Hell und Dunkel (Light and Darkness) was written in 1976, a year after the death of one her staunchest supporters, Dmitri Shostakovich. It proceeds without time signature or bar lines, with only a few Italian language tempo indications along the way referencing a steady pulse. Scale flurries, trills, and other patterns written mostly in 16th notes proceed freely, with support from held tone clusters. Together, they mix abrupt dissonances and dense sonic textures to create a continuously visceral affect. The pairing of scale and cluster as two opposing musical elements also invites the listener to find an interpretation between horizontal and vertical dimensions, if not light and darkness itself.
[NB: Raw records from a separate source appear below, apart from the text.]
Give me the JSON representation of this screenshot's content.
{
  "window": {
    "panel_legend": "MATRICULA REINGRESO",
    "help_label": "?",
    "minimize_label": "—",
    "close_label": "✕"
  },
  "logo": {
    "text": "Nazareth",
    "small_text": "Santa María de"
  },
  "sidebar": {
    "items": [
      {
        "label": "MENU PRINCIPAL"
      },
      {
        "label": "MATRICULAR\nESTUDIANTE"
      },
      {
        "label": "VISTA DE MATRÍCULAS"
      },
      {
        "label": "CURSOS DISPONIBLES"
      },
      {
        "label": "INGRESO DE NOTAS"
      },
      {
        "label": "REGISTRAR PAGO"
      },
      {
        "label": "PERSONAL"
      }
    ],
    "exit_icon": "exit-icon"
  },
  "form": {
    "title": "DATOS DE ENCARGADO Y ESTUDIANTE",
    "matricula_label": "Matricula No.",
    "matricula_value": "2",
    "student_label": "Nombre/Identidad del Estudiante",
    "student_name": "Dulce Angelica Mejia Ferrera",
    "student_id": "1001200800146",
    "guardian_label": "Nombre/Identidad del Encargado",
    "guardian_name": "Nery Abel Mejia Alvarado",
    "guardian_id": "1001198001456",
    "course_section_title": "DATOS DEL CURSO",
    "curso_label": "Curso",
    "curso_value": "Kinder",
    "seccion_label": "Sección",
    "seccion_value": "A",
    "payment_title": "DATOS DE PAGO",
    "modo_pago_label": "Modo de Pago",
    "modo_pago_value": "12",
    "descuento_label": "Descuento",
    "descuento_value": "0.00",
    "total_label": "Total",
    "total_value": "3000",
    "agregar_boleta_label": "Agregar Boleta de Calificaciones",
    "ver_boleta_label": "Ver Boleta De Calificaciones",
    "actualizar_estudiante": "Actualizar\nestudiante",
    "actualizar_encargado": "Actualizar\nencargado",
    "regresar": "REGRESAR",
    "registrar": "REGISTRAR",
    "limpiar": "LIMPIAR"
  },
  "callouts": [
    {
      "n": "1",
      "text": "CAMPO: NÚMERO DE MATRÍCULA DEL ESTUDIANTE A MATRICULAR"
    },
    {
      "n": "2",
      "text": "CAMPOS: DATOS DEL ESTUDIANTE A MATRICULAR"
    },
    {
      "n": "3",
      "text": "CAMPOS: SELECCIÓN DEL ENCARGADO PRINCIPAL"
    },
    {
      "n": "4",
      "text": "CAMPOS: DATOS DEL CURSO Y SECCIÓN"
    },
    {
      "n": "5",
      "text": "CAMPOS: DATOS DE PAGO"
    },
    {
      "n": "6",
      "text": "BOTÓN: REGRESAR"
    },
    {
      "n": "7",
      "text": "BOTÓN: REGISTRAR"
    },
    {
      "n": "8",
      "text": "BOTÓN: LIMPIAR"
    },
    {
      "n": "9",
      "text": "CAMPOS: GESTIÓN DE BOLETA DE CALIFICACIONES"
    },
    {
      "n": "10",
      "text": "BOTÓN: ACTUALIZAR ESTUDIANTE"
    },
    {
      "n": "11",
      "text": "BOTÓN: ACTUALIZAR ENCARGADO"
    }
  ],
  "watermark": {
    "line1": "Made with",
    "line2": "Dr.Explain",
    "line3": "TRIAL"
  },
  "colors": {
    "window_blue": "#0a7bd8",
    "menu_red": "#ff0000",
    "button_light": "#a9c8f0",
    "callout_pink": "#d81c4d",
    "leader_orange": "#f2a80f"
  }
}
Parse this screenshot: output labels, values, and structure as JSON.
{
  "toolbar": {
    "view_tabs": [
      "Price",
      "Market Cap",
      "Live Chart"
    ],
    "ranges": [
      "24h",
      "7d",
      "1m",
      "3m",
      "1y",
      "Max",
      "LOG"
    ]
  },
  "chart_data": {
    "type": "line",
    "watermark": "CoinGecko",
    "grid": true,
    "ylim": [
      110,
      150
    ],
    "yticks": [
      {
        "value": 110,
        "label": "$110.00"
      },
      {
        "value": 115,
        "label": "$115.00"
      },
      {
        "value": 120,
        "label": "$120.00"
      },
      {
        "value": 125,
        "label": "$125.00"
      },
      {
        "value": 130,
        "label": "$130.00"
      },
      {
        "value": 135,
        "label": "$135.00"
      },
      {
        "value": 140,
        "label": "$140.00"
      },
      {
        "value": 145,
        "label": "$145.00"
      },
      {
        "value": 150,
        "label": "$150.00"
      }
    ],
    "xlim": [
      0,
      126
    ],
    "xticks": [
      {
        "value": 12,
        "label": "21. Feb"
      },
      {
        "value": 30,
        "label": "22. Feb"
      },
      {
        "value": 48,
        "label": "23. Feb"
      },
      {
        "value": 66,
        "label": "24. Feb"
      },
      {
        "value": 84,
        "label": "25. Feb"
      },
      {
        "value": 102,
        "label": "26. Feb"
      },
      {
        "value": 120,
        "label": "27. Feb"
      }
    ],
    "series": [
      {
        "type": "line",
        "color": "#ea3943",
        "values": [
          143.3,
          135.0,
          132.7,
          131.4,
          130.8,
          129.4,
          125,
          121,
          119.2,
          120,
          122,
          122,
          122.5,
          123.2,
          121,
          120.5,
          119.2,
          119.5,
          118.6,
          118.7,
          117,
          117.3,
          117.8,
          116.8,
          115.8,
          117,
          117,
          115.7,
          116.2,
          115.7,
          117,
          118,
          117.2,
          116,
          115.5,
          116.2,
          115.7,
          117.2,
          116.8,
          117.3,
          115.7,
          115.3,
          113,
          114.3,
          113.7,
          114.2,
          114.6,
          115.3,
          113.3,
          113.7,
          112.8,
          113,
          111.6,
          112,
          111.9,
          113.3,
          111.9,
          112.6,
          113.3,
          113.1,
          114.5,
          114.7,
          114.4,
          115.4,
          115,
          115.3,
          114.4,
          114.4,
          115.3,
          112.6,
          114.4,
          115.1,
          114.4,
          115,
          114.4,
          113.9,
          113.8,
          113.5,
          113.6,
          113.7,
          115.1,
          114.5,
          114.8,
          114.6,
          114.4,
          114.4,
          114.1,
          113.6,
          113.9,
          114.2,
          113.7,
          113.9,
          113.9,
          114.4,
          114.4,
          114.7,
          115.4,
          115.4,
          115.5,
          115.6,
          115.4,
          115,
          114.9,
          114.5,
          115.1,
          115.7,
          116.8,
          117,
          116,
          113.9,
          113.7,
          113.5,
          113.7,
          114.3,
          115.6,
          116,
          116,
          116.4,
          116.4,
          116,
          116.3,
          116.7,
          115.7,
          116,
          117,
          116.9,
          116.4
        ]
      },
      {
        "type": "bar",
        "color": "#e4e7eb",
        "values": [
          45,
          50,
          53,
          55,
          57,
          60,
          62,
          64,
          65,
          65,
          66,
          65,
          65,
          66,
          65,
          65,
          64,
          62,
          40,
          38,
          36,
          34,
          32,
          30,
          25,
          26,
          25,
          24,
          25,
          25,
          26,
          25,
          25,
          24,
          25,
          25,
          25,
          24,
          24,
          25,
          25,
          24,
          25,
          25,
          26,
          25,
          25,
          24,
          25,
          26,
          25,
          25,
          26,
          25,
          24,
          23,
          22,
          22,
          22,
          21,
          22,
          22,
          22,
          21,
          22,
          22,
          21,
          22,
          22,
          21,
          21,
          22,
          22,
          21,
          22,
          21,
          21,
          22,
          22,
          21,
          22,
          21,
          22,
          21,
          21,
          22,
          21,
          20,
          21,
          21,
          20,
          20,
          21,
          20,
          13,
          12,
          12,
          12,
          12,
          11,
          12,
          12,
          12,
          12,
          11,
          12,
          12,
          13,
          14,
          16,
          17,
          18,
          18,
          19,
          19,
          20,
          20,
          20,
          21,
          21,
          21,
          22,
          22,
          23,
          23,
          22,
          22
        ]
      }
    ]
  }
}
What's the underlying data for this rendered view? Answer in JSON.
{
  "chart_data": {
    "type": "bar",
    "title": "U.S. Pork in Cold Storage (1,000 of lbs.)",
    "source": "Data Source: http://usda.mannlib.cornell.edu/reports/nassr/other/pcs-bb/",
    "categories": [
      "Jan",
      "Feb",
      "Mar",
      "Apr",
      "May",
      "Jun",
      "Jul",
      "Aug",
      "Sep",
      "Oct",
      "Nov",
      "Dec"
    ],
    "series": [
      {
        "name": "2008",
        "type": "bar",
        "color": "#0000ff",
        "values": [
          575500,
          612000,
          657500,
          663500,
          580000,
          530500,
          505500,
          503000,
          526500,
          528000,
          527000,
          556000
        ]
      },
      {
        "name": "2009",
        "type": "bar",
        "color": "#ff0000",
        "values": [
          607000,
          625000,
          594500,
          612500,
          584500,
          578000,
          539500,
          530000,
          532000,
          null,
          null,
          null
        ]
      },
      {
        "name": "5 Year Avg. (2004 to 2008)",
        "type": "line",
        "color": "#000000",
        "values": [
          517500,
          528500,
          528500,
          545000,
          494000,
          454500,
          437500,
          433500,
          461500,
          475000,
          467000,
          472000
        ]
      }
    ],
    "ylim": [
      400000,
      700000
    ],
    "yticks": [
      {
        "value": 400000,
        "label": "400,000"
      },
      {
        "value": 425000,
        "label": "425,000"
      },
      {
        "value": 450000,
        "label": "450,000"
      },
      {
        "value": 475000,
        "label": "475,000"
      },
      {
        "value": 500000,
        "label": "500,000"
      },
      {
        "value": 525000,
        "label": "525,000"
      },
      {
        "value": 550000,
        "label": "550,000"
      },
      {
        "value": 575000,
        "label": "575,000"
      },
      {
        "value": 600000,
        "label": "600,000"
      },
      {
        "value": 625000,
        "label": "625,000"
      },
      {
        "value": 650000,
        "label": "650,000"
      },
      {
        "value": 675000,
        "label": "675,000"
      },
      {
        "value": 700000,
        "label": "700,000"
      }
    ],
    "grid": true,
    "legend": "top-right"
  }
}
– Gregg Wager is a composer and critic. He is author of Symbolism as a Compositional Method in the Works of Karlheinz Stockhausen. He has a PhD in musicology from the Free University Berlin and a JD from McGeorge School of Law. 

 

Julian Anderson@John Batten
photo: John Batten Photography

Julian Anderson is one of the most talented composers of his generation. Born in London in 1967, he studied with John Lambert, Alexander Goehr and Tristan Murail and first came to prominence when his orchestral Diptych (1990) won the RPS Composition Prize in 1992. Anderson has held Composer in Residence positions with the City of Birmingham Symphony, Cleveland and London Philharmonic orchestras, relationships which produced an impressive body of orchestral works including Stations of the Sun (1998, a BBC Proms Commission) and Eden (2005, Cheltenham Festival). Fantasias (2009), written for the Cleveland Orchestra, won a British Composer Award and The Discovery of Heaven (2011), a co-commission by the New York Philharmonic and the London Philharmonic Orchestra was awarded a South Bank Sky Arts Award. Both works were recorded by the LPO live label.

 

The title is the Russian for 'round dance' and refers to a category of melodies celebratory in character, whose most obvious feature is their limitation to a small group of pitches (often just three or four) which are cycled round and round in ever-varied rhythms. Although Khorovod does not quote any Russian, Turkish, Romanian or Lithuanian melodies of this type, about twenty of them were used as models for melodic writing in the piece. Khorovod is primarily melodic; most of the harmony results from sustaining notes of the melody, or from sustaining its harmonics. These subsequently form the basis of new melodies, and so the process continues. Khorovod avoids transitions, consisting in the main of a sequence of dances at various tempi shunted against one another; they are also frequently superimposed at different speeds and meters, so that the texture is often multi-layered. As the composing progressed, references to other folk traditions popped up increasingly, and thus the final result incorporates reference to Spanish folk music and some material closer to home. The seven main sections of the piece form a tonal arc, moving away from and back to C, the home tonal center of the work. The main idea of the composition was to build up a series of complex unpredictable textures out of the simplest and most familiar musical material - octaves, diatonic scales and triads.